Russia's state-run gas giant Gazprom -- long accused of acting as the Kremlin's political enforcer against neighbours seeking closer ties to the West -- said it "welcomed" Ukraine's decision to transfer a $786-million payment to partially cover its debts.
      
"We welcome Ukraine starting to pay back its debt and postpone the pre-payment regime until June 9," Gazprom chief executive Alexei Miller said in a statement."       

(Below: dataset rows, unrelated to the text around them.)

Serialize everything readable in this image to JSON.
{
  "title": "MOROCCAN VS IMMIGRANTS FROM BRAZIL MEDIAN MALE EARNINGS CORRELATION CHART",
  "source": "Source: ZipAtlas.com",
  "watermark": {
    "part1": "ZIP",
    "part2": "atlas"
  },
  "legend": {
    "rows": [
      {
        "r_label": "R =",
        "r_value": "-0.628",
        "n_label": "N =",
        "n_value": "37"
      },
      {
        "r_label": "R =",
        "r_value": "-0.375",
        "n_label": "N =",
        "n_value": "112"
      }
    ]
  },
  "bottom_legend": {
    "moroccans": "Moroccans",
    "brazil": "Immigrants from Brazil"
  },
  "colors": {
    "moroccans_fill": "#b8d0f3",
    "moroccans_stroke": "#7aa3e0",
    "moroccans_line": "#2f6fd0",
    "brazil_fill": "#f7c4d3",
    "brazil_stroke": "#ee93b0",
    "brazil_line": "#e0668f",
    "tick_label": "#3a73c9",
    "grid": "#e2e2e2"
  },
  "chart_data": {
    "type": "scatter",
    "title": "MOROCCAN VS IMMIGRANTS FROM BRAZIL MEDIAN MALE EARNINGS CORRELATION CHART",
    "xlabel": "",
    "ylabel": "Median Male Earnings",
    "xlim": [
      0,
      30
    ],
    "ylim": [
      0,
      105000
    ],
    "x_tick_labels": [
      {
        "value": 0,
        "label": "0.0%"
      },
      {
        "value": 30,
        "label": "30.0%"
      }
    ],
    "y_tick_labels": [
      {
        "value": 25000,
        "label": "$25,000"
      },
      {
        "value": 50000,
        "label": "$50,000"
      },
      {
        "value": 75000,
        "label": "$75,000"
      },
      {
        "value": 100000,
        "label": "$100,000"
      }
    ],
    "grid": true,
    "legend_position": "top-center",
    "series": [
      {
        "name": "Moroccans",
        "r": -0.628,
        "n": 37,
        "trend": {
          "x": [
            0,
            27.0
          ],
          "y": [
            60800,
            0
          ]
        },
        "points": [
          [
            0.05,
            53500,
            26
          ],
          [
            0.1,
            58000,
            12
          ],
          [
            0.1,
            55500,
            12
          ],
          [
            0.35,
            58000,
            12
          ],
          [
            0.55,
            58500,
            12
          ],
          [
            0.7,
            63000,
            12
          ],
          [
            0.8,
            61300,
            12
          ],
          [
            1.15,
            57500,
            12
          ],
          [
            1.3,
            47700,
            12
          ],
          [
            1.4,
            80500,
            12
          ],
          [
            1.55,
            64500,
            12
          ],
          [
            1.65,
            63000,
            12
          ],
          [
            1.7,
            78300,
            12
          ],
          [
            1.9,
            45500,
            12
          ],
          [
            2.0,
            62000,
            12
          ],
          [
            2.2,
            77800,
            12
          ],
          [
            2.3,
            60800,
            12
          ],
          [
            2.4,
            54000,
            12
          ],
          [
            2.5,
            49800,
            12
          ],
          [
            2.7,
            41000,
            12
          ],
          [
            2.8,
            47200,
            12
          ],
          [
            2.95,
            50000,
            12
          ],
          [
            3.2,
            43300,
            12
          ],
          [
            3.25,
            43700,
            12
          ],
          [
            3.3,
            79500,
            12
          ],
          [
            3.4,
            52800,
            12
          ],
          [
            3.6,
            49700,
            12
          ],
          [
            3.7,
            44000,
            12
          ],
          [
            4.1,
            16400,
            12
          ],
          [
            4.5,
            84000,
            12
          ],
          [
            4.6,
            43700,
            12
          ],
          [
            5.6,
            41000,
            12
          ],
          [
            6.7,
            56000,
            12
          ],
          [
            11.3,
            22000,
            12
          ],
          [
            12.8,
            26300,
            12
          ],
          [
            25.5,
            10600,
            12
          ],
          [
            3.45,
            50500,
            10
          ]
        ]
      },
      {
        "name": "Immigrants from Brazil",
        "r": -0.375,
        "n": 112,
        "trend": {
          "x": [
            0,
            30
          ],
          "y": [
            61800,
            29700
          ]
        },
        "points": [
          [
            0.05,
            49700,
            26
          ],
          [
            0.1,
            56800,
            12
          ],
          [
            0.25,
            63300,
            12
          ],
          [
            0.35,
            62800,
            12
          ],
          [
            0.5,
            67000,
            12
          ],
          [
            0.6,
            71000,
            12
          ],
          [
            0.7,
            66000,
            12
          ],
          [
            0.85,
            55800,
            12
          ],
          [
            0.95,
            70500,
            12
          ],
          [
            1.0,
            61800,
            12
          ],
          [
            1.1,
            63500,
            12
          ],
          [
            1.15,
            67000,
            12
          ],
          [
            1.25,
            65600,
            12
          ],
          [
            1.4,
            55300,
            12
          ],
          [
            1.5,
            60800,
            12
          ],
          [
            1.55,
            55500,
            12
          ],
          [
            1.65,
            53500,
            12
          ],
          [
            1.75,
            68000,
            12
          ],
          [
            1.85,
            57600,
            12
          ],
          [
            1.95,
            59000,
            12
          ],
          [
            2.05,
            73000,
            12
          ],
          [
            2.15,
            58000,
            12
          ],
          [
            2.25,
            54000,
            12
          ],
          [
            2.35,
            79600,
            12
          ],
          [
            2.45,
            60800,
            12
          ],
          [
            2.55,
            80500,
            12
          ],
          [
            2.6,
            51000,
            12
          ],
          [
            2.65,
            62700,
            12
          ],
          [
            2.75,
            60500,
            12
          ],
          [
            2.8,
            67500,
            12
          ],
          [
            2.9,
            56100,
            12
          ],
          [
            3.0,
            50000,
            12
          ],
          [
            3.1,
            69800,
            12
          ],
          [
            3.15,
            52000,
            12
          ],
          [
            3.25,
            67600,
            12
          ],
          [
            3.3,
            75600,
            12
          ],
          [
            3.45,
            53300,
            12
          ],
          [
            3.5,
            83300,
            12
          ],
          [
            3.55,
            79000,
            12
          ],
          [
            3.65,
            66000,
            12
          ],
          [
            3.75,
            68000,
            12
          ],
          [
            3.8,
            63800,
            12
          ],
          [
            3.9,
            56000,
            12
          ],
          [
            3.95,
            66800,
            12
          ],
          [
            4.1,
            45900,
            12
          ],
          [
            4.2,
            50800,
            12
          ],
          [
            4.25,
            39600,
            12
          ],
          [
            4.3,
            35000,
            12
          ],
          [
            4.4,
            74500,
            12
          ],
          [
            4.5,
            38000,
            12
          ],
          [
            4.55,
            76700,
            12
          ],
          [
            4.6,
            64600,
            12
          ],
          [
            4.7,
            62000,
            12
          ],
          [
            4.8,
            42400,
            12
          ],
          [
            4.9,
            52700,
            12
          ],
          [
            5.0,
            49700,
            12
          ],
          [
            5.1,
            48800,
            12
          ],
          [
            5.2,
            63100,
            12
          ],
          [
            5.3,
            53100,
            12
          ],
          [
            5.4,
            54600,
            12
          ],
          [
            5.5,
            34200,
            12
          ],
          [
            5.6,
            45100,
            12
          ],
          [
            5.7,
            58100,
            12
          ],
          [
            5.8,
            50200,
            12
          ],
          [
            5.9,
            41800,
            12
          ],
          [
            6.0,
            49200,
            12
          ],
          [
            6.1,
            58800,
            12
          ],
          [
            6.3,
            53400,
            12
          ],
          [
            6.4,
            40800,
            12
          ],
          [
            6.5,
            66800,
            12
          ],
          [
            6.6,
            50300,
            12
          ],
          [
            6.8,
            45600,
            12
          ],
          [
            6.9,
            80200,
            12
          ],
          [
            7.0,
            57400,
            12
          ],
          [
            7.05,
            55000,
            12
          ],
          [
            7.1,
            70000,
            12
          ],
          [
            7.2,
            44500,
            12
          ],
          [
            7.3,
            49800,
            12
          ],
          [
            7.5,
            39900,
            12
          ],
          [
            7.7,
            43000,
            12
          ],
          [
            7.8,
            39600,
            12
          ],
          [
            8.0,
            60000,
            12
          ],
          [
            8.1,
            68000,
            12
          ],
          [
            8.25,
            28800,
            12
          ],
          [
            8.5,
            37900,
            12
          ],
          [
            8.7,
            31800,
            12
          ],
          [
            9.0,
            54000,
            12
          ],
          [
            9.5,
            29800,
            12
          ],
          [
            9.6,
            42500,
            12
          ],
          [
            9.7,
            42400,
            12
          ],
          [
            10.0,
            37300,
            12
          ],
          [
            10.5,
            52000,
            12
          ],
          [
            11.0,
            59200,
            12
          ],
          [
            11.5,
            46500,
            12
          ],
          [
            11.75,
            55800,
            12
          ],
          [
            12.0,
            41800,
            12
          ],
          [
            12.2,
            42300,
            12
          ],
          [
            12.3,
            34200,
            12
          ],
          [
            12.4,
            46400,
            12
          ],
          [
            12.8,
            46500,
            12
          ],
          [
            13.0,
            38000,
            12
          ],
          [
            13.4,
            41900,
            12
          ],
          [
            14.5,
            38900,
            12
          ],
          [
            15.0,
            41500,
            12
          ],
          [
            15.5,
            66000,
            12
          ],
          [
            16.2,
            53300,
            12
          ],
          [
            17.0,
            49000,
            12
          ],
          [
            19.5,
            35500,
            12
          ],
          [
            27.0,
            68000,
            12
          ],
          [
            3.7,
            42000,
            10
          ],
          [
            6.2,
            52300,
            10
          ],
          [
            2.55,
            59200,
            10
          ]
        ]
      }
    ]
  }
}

Ukraine had branded Gazprom's decision to nearly double its gas price a form of "economic aggression" and balked at Russia's demand for advance payments for deliveries starting in June.
      
Gazprom had said it would halt all shipments to Ukraine unless it paid for June deliveries by Monday night.
      
Russian gas transits through Ukraine to supply about 15 percent of European needs and a top EU envoy is now urgently seeking a compromise that could save 18 member states from seeing their deliveries start to dwindle as early as next week.
      
Gazprom hinted on Monday that it might push back its ultimatum even further if Ukraine started making partial payments for April and May deliveries.
      
"The first payment opens the way for negotiations on the entire set of issues," the Russian energy ministry said in a separate statement.
     
Analysts believe that a long-term compromise was possible because Russia would prefer to avoid complicating its relations with Europe amid US threats to impose wider economic sanctions for its perceived involvement in the eastern insurgency.
                      
Ukraine's president-elect Petro Poroshenko -- a charismatic confectionery tycoon who scored a crushing victory in a May 25 election and refuses to recognise Russia's March annexation of Crimea -- is seeking a closer Western military alliance that could protect his splintered country's sovereignty.
      
The visit by Chollet, Pentagon's second-ranked commander comes ahead of Poroshenko's first meeting on Wednesday in Warsaw with US President Barack Obama.
     
Ukraine and the former Soviet satellites of eastern Europe are anxious about the impact of a big speech Obama gave last week in which he put American diplomacy above military might in confronting threats such as that of Russia's expansion.
     
But US officials insist that Washington's commitment to Ukraine remained strong.
      
"The US condemns and rejects the occupation of Crimea and remains committed to working with Ukraine to find a peaceful resolution to the conflict," Chollet said after talks with Ukraine's acting defence minister and the head of the national security council.
      
He added that Washington was in discussions on proving Ukraine $18 million in military assistance and helping Kiev "build highly effective armed forces" -- comments that are sure to irk the Kremlin.
                      
Russian President Vladimir Putin spelt out the threat of an outright invasion of Ukraine when he sought and won parliament's authorisation on March 1 to use any means necessary to "protect" his compatriots living across the border.
      
But the drumbeats of war began fading last month when Putin surprised many by suddenly softening his tone.
      
The Russian leader advised Ukraine's eastern Lugansk and Donetsk regions against holding May 11 independence referendums that went ahead anyway but which he then refused to recognise as binding.
      
Putin also promised to "respect" the outcome of Ukraine's own election and began pulling back the 40,000 troops he had parked just inside Russia's border in an ominous show of strength that touched off near-panic in Kiev.
      
Western diplomats remain sceptical about the sincerity of Putin's restraint.
      
On Monday Russia piled further diplomatic pressure on Kiev by announcing that it would submit a draft resolution to the United Nations Security Council on creating a corridor to allow civilians to escape areas affected by the fighting.
      
Ukraine has previously rejected the need for such an "aid corridor" out of fear that Russia might want to send in troops to supervise the evacuation.
      
But analysts agree that the Kremlin's softening in tone provides an opening for Poroshenko as he tries to arrange the first meeting by a Ukrainian leader with Putin since the seizure of Crimea sparked the worst East-West crisis since the Cold War.